Sleeping on your mother’s couch is not what it’s cracked up to be. Especially if you are a middle-aged man. This is why getting a job is a great idea. With a job you can buy your own couch, have it delivered to your own house and sleep on it on your own time (just make sure you wake up early enough to get to work).
Having your own couch in your own house has other perks, too. You won’t embarrass your mother when you kiss your girlfriend on the cheek. You can sit on the arm rest with your shoes on the cushion (eating saucy kung pao chicken with chopsticks no less) without a fuss. And you can drool like a mad man (or woman) while you sleep–and never clean it up.
None of this could happen, however, if you didn’t have a job.
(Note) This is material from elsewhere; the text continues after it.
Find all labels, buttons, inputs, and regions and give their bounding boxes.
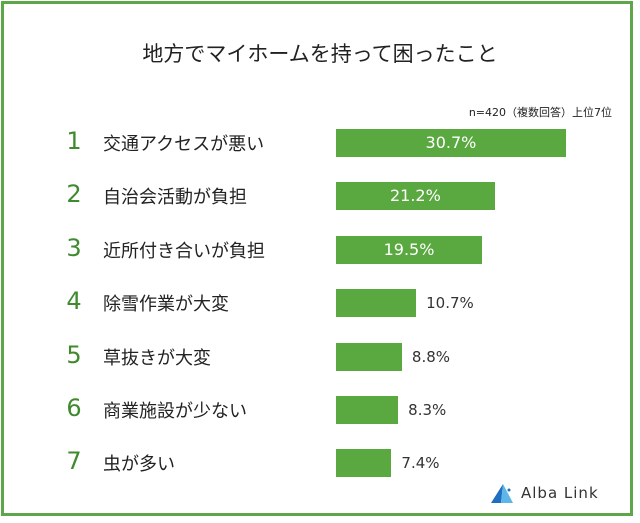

Sounds simple enough, right? Get a job. But it’s not. Getting a job is hard. Getting a job that you love is even harder. And if you are a dreamer/loafer like me then getting a great job you love is like the absolute hardest thing to do in the entire universe.
See why I loved my mother’s couch so much?
It’s not an utterly helpless situation, though. In the last twenty years or so I’ve managed to get a job and do all sorts of other neat things with my career. And if I can do it, then I’m confident you can, too.
So, from loafer-to-loafer, let me tell you about some of those neat little things I did to get people to give me money–and hopefully I can encourage you to get off your mother’s couch and behind a desk or the wheel of an excavator or something useful like that.
And by the way, workaholics need not apply. (Literally! Har har! I kill me!)
The first time I met Peter Hut was in a swank, open-air lounge where the concrete floor shone from a glossy finish. Peter draped himself over one of the three black faux leather couches and complained about how cold the place was.